Niente capita a caso, nella vita reale e nei libri.
Soprattutto nei libri dove l’autore è l’unica autorità totale. I casi di
violenza su donne sono un tassello che s’inserisce bene nella complicata
vicenda delle indagini sulla scomparsa di Harriet. Non svelerò nulla del
difficilissimo e paziente mosaico che si crea sotto le mani di Blomkvist e
Lisbeth: è un’altra caratteristica del libro da gustare con calma, ammirando
con quanta perfezione ogni tessera s’incastri nell’altra, fino a formare un
disegno repellente, che ha un suo senso. Tutto viene spiegato, risolto,
rivelato, pezzo per pezzo. E nemmeno tanto facilmente o con serenità. Ai due
protagonisti non viene risparmiato l’incontro con l’anima nera che sta dietro a
quel disegno, l’unica sopravvissuta di un’intera congrega di anime nere piene d’odio
per chiunque non fosse loro: donne, stranieri, altri colori di pelle. Suona
familiare? Negli anni ’30-’40 del secolo scorso, c’era chi costruiva arringhe
deliranti e urlate su quegli argomenti…
venerdì 28 settembre 2012
giovedì 27 settembre 2012
Uomini che odiano le donne – E che odio…
Mikael Blomkvist si trova a scartabellare molto
materiale, messo a disposizione da Henrik Vanger: fascicoli di indagini che
dovrebbero essere più o meno segreti, foto, diari dell’epoca, le annotazioni
dello stesso ex magnate. La vicenda dell’indagine privata parte lenta e
costante, e già subito piena di ostacoli. Sembra che ogni pista nuova si
concluda davanti ad un muro. E ancora nessuna traccia dell’odio del titolo.

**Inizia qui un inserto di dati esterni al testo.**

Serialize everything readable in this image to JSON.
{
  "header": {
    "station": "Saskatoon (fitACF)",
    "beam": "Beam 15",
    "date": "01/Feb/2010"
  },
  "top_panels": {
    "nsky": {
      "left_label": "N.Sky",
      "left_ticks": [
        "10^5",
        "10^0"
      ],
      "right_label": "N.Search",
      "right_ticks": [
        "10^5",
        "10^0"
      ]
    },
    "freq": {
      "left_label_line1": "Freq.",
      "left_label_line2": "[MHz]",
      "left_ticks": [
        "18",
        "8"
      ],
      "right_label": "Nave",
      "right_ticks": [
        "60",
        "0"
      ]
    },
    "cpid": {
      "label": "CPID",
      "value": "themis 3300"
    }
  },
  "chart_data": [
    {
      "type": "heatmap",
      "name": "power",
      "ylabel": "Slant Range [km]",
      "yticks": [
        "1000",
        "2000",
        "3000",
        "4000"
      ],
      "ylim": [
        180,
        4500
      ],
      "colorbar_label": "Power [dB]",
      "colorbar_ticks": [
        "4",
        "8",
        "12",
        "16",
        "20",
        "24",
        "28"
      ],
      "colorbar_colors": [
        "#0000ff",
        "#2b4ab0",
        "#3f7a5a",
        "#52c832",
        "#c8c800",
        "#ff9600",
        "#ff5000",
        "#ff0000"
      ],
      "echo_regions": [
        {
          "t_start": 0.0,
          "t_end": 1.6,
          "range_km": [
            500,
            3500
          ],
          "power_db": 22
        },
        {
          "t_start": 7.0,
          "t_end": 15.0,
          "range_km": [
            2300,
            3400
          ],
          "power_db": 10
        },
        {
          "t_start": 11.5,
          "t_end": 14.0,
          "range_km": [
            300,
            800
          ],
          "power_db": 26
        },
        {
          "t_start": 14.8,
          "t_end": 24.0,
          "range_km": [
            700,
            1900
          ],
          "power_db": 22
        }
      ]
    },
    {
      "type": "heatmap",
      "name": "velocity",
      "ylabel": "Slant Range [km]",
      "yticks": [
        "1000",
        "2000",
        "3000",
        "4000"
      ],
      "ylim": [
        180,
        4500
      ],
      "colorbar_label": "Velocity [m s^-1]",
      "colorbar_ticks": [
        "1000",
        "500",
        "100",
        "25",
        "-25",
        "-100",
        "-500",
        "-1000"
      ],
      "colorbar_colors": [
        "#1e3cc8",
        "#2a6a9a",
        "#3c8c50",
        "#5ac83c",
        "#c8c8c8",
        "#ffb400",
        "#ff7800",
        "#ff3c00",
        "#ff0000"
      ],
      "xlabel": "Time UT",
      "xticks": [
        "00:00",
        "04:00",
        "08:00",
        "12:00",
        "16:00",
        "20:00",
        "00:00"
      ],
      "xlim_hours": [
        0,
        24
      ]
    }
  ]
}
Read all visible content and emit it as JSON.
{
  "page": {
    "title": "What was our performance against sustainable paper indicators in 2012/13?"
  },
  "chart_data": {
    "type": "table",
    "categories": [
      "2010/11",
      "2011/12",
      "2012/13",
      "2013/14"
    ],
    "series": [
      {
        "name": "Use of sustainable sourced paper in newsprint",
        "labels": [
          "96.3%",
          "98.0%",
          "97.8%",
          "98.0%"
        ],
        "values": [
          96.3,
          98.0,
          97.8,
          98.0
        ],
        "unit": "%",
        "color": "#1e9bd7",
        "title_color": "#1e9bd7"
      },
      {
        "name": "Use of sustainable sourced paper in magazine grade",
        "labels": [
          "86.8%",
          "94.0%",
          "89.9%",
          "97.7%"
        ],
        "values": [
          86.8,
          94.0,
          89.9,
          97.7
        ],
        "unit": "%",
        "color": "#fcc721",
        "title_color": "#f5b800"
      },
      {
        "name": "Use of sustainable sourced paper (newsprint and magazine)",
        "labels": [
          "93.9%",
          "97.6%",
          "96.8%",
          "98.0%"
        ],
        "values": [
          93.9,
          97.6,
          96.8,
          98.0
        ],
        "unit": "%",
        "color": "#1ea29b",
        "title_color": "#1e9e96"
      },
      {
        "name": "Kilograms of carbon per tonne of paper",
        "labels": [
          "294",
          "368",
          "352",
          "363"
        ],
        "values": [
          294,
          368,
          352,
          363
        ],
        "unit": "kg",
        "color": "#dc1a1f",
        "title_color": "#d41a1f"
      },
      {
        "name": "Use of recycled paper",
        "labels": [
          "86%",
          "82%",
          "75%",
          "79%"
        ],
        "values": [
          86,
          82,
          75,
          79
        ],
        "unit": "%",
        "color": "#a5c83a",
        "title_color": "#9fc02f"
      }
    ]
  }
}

Stavo cominciando a domandarmi perché l’autore avesse intitolato il suo libro
in questo modo, oltre a qualche ragione di marketing per attrarre il pubblico.
Il giornalista non odia affatto le donne, tutt’altro. Le apprezza
particolarmente, e loro ricambiano anche con trasporto, prendendo anche
iniziative nei suoi confronti. Allora? Mentre Blomkvist accetta riluttante la
proposta, entra in scena in sordina un altro personaggio, molto singolare,
Lisbeth Salander. E’ una giovane venticinquenne, a prima vista una sbandata:
fisico asciutto da adolescente (l’esatto contrario di un certo stereotipo di
stangona formosa biondo lino estremamente generosa e disponibile, che si poteva
trovare in alcuni film italiani di serie B), capelli corti, piercing e
tatuaggi, abbigliamento dark punk, nessuna predisposizione al sorriso, fasciata
di rabbia verso il mondo. Non esattamente Miss Accoglienza 2012.
martedì 25 settembre 2012
Uomini che odiano le donne – Il mistero, prima dell’odio.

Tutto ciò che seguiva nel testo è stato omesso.